A review of "The Anticipatory Corpse: Medicine, Power, and the Care of the Dying" by Jeffrey P. Bishop

Notre Dame, IN: University of Notre Dame Press 411 pp., $35.00 ISBN: 978-0-268-02227-3 Publication Date: 2011

 

Notes

1 Bishop presents George Engel as holding that science itself is not reductive, but medicine became reductive under the influence of Christian dualism (234). Bishop himself argues that medicine's dualism of person and bodily machine is “a more subtle form of dualism than any Christian dualism of body and soul” (183). This still does not make clear whether Bishop agrees that the troubles originate within medicine itself or in modern science generally.

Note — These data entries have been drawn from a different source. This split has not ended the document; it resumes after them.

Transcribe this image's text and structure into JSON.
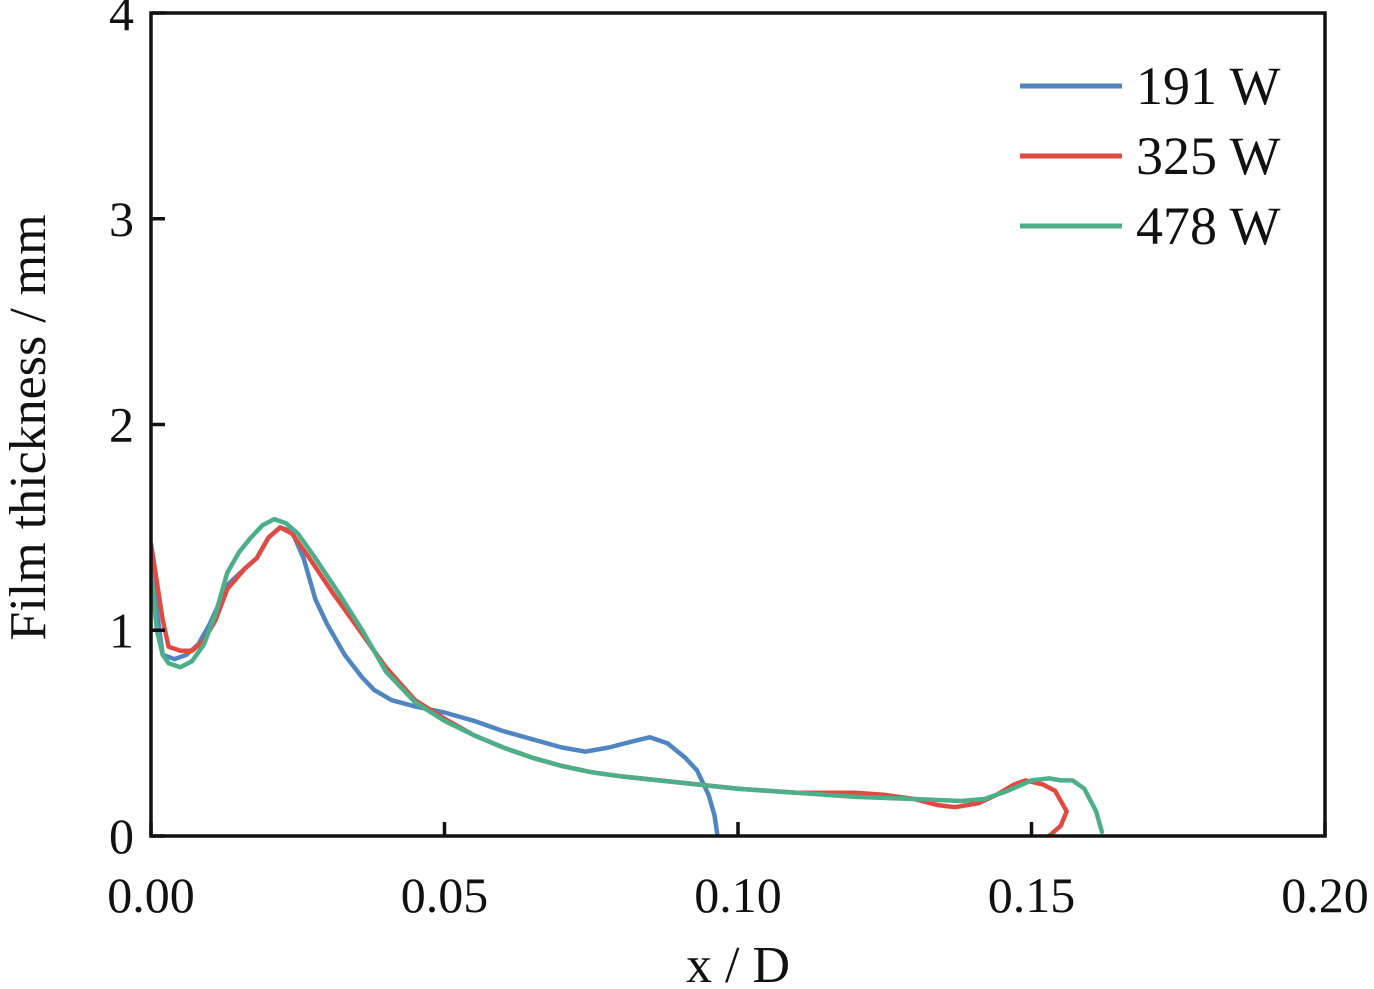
{
  "chart_data": {
    "type": "line",
    "xlabel": "x / D",
    "ylabel": "Film thickness / mm",
    "xlim": [
      0,
      0.2
    ],
    "ylim": [
      0,
      4
    ],
    "xticks": [
      0,
      0.05,
      0.1,
      0.15,
      0.2
    ],
    "xtick_labels": [
      "0.00",
      "0.05",
      "0.10",
      "0.15",
      "0.20"
    ],
    "yticks": [
      0,
      1,
      2,
      3,
      4
    ],
    "ytick_labels": [
      "0",
      "1",
      "2",
      "3",
      "4"
    ],
    "grid": false,
    "legend_position": "top-right",
    "series": [
      {
        "name": "191 W",
        "color": "#4f86c1",
        "points": [
          [
            0.0,
            1.3
          ],
          [
            0.002,
            0.88
          ],
          [
            0.004,
            0.86
          ],
          [
            0.006,
            0.88
          ],
          [
            0.008,
            0.93
          ],
          [
            0.01,
            1.03
          ],
          [
            0.013,
            1.22
          ],
          [
            0.016,
            1.3
          ],
          [
            0.018,
            1.35
          ],
          [
            0.02,
            1.45
          ],
          [
            0.022,
            1.5
          ],
          [
            0.024,
            1.48
          ],
          [
            0.026,
            1.35
          ],
          [
            0.028,
            1.15
          ],
          [
            0.03,
            1.03
          ],
          [
            0.033,
            0.88
          ],
          [
            0.036,
            0.77
          ],
          [
            0.038,
            0.71
          ],
          [
            0.041,
            0.66
          ],
          [
            0.045,
            0.63
          ],
          [
            0.05,
            0.6
          ],
          [
            0.055,
            0.56
          ],
          [
            0.06,
            0.51
          ],
          [
            0.065,
            0.47
          ],
          [
            0.07,
            0.43
          ],
          [
            0.074,
            0.41
          ],
          [
            0.078,
            0.43
          ],
          [
            0.082,
            0.46
          ],
          [
            0.085,
            0.48
          ],
          [
            0.088,
            0.45
          ],
          [
            0.091,
            0.38
          ],
          [
            0.093,
            0.32
          ],
          [
            0.095,
            0.2
          ],
          [
            0.096,
            0.1
          ],
          [
            0.0965,
            0.0
          ]
        ]
      },
      {
        "name": "325 W",
        "color": "#e04a41",
        "points": [
          [
            0.0,
            1.42
          ],
          [
            0.002,
            1.05
          ],
          [
            0.003,
            0.92
          ],
          [
            0.005,
            0.9
          ],
          [
            0.007,
            0.9
          ],
          [
            0.009,
            0.95
          ],
          [
            0.011,
            1.05
          ],
          [
            0.013,
            1.2
          ],
          [
            0.016,
            1.3
          ],
          [
            0.018,
            1.35
          ],
          [
            0.02,
            1.45
          ],
          [
            0.022,
            1.5
          ],
          [
            0.024,
            1.47
          ],
          [
            0.027,
            1.35
          ],
          [
            0.031,
            1.18
          ],
          [
            0.035,
            1.02
          ],
          [
            0.04,
            0.82
          ],
          [
            0.045,
            0.66
          ],
          [
            0.05,
            0.57
          ],
          [
            0.055,
            0.49
          ],
          [
            0.06,
            0.43
          ],
          [
            0.065,
            0.38
          ],
          [
            0.07,
            0.34
          ],
          [
            0.075,
            0.31
          ],
          [
            0.08,
            0.29
          ],
          [
            0.09,
            0.26
          ],
          [
            0.1,
            0.23
          ],
          [
            0.11,
            0.21
          ],
          [
            0.12,
            0.21
          ],
          [
            0.125,
            0.2
          ],
          [
            0.13,
            0.18
          ],
          [
            0.134,
            0.15
          ],
          [
            0.137,
            0.14
          ],
          [
            0.141,
            0.16
          ],
          [
            0.144,
            0.2
          ],
          [
            0.147,
            0.25
          ],
          [
            0.149,
            0.27
          ],
          [
            0.152,
            0.25
          ],
          [
            0.154,
            0.22
          ],
          [
            0.156,
            0.12
          ],
          [
            0.155,
            0.05
          ],
          [
            0.153,
            0.0
          ]
        ]
      },
      {
        "name": "478 W",
        "color": "#4caf89",
        "points": [
          [
            0.0,
            1.28
          ],
          [
            0.001,
            1.0
          ],
          [
            0.002,
            0.88
          ],
          [
            0.003,
            0.84
          ],
          [
            0.005,
            0.82
          ],
          [
            0.007,
            0.85
          ],
          [
            0.009,
            0.93
          ],
          [
            0.011,
            1.08
          ],
          [
            0.013,
            1.28
          ],
          [
            0.015,
            1.38
          ],
          [
            0.017,
            1.45
          ],
          [
            0.019,
            1.51
          ],
          [
            0.021,
            1.54
          ],
          [
            0.023,
            1.52
          ],
          [
            0.025,
            1.47
          ],
          [
            0.028,
            1.35
          ],
          [
            0.032,
            1.18
          ],
          [
            0.036,
            1.0
          ],
          [
            0.04,
            0.8
          ],
          [
            0.045,
            0.65
          ],
          [
            0.05,
            0.56
          ],
          [
            0.055,
            0.49
          ],
          [
            0.06,
            0.43
          ],
          [
            0.065,
            0.38
          ],
          [
            0.07,
            0.34
          ],
          [
            0.075,
            0.31
          ],
          [
            0.08,
            0.29
          ],
          [
            0.09,
            0.26
          ],
          [
            0.1,
            0.23
          ],
          [
            0.11,
            0.21
          ],
          [
            0.12,
            0.19
          ],
          [
            0.13,
            0.18
          ],
          [
            0.138,
            0.17
          ],
          [
            0.142,
            0.18
          ],
          [
            0.146,
            0.22
          ],
          [
            0.15,
            0.27
          ],
          [
            0.153,
            0.28
          ],
          [
            0.155,
            0.27
          ],
          [
            0.157,
            0.27
          ],
          [
            0.159,
            0.23
          ],
          [
            0.161,
            0.12
          ],
          [
            0.162,
            0.02
          ]
        ]
      }
    ]
  }
}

2 The Philosophical Writings of Descartes, vol. II, trans. John Cottingham, Robert Stoothoff, and Dugald Murdoch (Cambridge: Cambridge University Press, 1984), 17. The quoted text belongs to a rhetorically complicated description (during the second meditation) of what Descartes used to believe. The conception of bodily nature that emerges from the conclusion of the text is cognitively stripped of formal and final causes, knowable with certainty only in its quantitative dimensions, mechanical in its motions, and neutral with respect to distinctions between health and disease. Descartes anticipated that this conception of nature would lead to medical power (see the sixth part of his Discourse on Method). What Bishop shows us of Bernard is Cartesianism in its medical infancy.

3 See President's Commission for the Study of Ethical Problems in Medicine and Biomedical and Behavioral Research, Defining Death: Medical, Legal and Ethical Issues in the Determination of Death (Washington, DC: U.S. Government Printing Office, 1981), 56–58. The report almost always uses the phrase brain death in quotation marks.